Workers began removing a Ten Commandments monument from the grounds of the Oklahoma Capitol late Monday in accordance with a court order.
The Daily Oklahoman reported that the 6-foot high monument would be reinstalled outside the Oklahoma Council of Public Affairs, a conservative think tank.
A contractor hired by the state began removing the monument shortly after 10:30 p.m. local time. The works comes after the Oklahoma Supreme Court’s decision in June that the display violates a state constitutional prohibition on the use of public property to support “any sect, church, denomination or system of religion.”
The state is paying the contractor about $4,700 to remove the monument and take it to the Oklahoma Council of Public Affairs’ offices a few blocks away, Office of Management and Enterprise Services spokesman John Estus told the Associated Press.

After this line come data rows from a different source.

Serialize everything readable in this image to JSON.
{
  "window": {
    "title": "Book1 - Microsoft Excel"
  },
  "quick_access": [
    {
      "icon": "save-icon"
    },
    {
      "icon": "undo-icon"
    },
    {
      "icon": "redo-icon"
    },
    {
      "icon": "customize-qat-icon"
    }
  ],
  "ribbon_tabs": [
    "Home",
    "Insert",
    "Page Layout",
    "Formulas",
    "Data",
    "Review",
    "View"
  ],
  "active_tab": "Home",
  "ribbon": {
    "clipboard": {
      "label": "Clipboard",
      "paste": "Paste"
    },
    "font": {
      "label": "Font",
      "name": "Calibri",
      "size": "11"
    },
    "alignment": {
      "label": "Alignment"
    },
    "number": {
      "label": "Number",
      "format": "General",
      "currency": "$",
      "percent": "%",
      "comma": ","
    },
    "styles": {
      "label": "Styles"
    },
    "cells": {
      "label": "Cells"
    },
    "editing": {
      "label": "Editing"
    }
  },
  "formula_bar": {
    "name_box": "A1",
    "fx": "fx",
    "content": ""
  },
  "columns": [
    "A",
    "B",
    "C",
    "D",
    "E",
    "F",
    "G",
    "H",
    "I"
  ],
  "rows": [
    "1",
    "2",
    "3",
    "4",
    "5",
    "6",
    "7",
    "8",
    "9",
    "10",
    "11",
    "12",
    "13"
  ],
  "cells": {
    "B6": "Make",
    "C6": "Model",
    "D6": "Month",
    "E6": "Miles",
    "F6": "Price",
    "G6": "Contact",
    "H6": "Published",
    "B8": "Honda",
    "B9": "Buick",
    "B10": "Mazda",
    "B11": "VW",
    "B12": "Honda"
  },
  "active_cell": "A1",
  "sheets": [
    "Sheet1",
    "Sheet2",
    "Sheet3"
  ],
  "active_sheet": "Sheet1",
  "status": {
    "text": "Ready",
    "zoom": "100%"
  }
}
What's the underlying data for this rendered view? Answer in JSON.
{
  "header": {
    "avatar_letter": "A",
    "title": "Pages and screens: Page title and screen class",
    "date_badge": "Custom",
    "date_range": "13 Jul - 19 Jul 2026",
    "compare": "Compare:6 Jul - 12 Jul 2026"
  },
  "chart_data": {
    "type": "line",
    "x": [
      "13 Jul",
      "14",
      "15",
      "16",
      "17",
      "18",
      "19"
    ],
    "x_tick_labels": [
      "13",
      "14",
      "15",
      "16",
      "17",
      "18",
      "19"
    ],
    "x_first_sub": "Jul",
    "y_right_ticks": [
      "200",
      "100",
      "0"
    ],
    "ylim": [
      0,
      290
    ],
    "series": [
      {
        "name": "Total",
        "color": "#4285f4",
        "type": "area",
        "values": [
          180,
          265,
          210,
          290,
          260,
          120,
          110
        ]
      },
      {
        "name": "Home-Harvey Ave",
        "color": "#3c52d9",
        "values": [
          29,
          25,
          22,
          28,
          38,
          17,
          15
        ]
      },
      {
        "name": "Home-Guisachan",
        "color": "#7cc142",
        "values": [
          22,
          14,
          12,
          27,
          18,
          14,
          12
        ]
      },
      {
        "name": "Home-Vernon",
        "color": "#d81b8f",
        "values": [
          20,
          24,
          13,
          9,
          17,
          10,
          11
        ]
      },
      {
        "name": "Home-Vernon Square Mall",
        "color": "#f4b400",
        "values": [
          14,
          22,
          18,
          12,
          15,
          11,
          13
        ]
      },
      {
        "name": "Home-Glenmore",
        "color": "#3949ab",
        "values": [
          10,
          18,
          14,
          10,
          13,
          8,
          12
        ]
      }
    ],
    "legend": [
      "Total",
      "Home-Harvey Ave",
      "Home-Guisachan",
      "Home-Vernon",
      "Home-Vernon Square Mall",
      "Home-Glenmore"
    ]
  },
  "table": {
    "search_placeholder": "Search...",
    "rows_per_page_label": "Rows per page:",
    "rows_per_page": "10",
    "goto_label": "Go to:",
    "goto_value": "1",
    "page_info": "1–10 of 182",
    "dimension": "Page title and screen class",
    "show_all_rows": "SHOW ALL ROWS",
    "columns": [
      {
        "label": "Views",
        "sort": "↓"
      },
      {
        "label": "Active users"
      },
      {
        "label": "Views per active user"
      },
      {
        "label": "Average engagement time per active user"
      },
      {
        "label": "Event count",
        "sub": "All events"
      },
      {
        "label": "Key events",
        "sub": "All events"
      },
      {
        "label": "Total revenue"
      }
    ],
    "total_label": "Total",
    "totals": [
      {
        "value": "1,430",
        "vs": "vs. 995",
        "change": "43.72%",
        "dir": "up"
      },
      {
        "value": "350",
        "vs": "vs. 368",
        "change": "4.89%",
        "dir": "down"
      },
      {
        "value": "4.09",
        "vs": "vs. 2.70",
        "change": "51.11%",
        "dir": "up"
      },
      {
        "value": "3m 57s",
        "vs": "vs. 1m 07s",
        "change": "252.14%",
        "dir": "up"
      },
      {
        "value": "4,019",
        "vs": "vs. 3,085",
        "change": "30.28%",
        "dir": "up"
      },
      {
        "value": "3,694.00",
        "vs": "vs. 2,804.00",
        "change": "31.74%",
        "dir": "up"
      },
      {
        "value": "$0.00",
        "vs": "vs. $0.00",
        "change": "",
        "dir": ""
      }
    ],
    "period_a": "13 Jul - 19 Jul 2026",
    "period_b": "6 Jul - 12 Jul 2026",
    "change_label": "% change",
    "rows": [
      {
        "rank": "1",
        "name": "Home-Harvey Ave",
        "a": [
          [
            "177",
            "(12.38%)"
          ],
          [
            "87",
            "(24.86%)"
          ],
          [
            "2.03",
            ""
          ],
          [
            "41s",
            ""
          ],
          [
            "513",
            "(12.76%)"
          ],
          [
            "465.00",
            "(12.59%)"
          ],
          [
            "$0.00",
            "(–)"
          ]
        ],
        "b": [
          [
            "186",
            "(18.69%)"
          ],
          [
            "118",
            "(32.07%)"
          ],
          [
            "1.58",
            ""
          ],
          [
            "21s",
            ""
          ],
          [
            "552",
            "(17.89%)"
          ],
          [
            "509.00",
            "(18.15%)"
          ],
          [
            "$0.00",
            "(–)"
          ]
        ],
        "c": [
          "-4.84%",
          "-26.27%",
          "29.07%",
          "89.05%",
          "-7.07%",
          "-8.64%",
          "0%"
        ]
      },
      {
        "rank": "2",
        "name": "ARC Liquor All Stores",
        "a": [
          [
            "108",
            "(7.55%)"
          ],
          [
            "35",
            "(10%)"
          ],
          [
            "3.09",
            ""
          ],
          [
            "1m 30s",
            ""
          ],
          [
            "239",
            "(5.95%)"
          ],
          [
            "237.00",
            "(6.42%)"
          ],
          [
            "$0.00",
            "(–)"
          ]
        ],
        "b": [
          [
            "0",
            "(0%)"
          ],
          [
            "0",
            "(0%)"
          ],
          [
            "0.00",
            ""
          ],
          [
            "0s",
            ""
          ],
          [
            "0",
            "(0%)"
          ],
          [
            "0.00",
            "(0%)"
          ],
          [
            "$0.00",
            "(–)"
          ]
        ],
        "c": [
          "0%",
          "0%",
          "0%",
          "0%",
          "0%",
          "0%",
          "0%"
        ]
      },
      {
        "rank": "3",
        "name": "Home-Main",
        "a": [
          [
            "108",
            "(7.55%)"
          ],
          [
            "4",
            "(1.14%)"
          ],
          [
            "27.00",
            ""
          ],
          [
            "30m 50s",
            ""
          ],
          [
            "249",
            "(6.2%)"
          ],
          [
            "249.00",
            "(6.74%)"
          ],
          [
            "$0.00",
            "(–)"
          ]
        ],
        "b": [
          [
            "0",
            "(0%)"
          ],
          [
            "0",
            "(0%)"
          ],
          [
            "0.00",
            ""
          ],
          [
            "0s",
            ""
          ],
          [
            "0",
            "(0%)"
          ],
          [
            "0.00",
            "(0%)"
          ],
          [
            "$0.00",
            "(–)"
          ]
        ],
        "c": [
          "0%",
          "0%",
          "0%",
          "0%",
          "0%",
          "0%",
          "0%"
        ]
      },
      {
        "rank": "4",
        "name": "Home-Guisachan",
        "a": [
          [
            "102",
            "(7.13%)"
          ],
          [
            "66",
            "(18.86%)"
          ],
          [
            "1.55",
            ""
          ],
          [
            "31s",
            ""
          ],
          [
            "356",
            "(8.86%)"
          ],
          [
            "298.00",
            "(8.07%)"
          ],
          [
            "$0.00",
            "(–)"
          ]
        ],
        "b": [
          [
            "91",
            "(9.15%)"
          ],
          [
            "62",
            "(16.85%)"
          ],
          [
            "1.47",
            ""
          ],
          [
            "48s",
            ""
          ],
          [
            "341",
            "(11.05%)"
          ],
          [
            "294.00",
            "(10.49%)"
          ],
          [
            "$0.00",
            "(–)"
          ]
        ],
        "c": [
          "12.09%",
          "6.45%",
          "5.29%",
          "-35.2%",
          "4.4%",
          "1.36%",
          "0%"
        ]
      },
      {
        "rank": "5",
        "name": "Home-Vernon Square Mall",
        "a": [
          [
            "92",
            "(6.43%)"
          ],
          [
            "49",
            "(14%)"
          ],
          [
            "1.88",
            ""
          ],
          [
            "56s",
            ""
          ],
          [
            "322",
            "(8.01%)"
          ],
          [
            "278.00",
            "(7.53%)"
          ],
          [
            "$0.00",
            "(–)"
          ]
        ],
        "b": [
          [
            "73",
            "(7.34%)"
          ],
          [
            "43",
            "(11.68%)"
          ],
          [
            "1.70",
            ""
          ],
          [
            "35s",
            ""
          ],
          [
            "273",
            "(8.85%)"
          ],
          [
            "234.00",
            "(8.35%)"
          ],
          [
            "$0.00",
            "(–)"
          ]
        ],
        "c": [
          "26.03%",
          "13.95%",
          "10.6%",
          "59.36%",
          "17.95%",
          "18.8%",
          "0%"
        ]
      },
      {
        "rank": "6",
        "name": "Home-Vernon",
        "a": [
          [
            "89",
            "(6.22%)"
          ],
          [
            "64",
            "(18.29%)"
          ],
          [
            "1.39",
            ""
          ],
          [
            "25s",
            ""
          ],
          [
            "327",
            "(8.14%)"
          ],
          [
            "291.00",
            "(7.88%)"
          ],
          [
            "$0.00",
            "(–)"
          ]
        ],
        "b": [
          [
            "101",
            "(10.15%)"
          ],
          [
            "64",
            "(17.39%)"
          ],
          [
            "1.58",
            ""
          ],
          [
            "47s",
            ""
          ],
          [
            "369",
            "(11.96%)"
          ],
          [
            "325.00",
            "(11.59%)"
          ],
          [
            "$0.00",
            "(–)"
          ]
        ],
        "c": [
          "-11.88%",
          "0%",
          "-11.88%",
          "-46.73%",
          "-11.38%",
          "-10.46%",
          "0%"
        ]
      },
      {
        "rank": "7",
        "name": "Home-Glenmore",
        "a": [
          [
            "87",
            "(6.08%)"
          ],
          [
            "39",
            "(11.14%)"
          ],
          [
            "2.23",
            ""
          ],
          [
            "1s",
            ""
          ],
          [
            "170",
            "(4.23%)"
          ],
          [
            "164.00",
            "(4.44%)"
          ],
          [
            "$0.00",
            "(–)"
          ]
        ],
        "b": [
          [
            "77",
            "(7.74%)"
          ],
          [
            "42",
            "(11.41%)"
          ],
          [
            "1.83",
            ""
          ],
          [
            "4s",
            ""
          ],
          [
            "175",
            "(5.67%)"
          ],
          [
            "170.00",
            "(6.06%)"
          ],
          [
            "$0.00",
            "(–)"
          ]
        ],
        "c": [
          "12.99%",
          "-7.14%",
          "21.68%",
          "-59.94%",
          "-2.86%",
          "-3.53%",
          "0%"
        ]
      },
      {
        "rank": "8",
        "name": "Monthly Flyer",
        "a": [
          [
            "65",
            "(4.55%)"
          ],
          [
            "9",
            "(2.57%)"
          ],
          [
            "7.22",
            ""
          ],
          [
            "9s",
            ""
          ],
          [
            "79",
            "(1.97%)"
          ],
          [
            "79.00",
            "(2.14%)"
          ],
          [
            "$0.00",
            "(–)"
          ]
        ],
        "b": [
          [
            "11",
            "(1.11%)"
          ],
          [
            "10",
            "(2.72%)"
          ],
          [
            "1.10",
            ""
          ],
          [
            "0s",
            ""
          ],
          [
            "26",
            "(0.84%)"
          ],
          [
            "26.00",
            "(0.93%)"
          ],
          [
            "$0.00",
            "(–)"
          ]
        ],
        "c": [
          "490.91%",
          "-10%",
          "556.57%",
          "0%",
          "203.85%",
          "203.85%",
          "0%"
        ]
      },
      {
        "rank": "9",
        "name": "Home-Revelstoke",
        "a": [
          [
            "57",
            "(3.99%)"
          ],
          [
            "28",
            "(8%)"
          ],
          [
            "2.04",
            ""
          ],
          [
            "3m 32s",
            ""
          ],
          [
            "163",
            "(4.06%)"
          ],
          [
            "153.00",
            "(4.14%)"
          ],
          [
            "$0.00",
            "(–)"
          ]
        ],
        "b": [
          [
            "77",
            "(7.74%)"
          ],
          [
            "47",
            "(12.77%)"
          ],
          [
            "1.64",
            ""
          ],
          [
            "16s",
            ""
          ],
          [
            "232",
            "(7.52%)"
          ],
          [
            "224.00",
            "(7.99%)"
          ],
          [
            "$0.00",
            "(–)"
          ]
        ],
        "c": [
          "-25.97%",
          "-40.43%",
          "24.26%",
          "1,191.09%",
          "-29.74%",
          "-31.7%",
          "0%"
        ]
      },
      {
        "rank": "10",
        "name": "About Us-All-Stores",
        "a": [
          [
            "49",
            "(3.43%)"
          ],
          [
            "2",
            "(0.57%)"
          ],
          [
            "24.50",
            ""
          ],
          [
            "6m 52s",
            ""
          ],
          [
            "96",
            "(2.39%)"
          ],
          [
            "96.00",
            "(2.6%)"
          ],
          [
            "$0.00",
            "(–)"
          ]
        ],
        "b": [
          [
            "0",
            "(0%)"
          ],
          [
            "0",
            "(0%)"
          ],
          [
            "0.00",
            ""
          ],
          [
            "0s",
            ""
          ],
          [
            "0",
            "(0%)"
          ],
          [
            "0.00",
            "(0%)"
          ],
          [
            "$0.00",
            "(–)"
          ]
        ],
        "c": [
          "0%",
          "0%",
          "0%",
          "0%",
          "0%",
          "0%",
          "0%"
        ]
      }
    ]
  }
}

The Daily Oklahoman reported that the private contractor was hired to move the 4,800-pound monument out of concern that state workers could not safely do the job without damaging or destroying it.
The Oklahoma Highway Patrol had increased security around the monument earlier Monday, and barriers were erected to keep visitors from getting close to it. Estus said the decision to remove the monument under the cover of darkness was made to avoid disturbing workers at the Capitol and to keep protesters from demonstrating while heavy equipment was being used to detach the two-ton monument from its base.
“We wanted it to be done as quickly and efficiently as possible, and doing it at night gave us the best opportunity to do that,” Estus said. “The Highway Patrol was also very concerned that having it in the middle of the day could lead to having demonstrations of some kind.”